Privacy czar pushes for stronger laws, more funding
OTTAWA • In his most pointed plea to date for federal action, Canada’s privacy watchdog says there is an urgent need for stronger laws to protect personal information — and for more money to help enforce them.
Canadians cannot afford to wait several years until well-known shortcomings in the laws are fixed, privacy commissioner Daniel Therrien said in his annual report, tabled in Parliament on Thursday.
Therrien cited headlinegrabbing privacy lapses involving Facebook and Equifax over the past year to highlight his disappointment with the government’s “slow to non-existent” response to rapidly emerging threats.
Canada’s privacy legislation “is quite permissive” and gives companies wide latitude to use personal information for their own benefit, he said, adding that “the time of self-regulation is over.”

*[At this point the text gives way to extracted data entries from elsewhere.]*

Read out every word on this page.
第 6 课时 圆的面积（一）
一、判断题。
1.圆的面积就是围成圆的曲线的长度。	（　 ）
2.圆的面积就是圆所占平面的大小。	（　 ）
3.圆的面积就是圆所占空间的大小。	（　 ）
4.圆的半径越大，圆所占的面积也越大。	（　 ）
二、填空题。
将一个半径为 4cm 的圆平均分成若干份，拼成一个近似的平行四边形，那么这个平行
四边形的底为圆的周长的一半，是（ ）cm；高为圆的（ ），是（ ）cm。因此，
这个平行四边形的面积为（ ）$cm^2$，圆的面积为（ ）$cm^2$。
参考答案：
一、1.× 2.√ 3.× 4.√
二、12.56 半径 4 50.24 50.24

“To be clear, it is not enough to ask companies to live up to their responsibilities. Canadians need stronger privacy laws that will protect them when organizations fail to do so,” Therrien’s report says.
“Respect for those laws must be enforced by a regulator, independent from industry and the government, with sufficient powers to ensure compliance.”

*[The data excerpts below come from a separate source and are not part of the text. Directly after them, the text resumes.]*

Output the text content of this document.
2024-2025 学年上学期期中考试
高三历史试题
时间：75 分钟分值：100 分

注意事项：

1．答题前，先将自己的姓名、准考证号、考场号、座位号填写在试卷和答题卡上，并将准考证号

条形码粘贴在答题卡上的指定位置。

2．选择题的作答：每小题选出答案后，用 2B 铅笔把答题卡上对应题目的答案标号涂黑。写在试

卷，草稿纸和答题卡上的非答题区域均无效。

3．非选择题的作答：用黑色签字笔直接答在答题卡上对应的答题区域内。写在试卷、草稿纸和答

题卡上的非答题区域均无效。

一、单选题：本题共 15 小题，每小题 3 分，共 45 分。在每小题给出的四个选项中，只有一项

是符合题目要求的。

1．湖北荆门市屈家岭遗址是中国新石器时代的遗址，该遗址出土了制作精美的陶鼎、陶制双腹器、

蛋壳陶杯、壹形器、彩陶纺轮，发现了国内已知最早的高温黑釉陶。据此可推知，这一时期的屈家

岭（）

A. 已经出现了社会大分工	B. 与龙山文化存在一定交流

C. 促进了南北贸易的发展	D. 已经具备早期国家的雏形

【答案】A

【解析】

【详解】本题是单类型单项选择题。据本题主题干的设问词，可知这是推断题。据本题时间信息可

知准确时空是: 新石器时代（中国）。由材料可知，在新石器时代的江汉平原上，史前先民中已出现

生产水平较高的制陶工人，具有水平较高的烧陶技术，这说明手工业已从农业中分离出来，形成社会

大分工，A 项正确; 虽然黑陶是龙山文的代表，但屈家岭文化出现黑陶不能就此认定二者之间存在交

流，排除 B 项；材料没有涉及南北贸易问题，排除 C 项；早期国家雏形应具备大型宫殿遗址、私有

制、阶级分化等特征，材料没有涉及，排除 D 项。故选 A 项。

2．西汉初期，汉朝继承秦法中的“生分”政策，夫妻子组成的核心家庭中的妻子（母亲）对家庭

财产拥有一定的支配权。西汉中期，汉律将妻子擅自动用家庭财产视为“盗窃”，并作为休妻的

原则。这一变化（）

Therrien, who currently makes non-binding recommendations to organizations in public and private sectors, is looking for order-making powers, the ability to levy fines and authority to conduct inspections to ensure compliance with privacy laws.
Treasury Board President Scott Brison said Thursday he shares “the objectives of strengthening the privacy regime, which is why we are introducing an action plan in the coming weeks to do exactly that.”
Brison offered no details, but said Therrien’s views would be important.
Innovation Minister Navdeep Bains pointed Thursday to federal regulations slated to take effect in November that will require companies to report all privacy breaches presenting a real risk of significant harm. “So clearly that demonstrates we’ve taken some action.”
Therrien said the significance of the step is diminished by the absence of any new funds for his office to analyze breach reports, provide advice on how to avoid risks and verify compliance.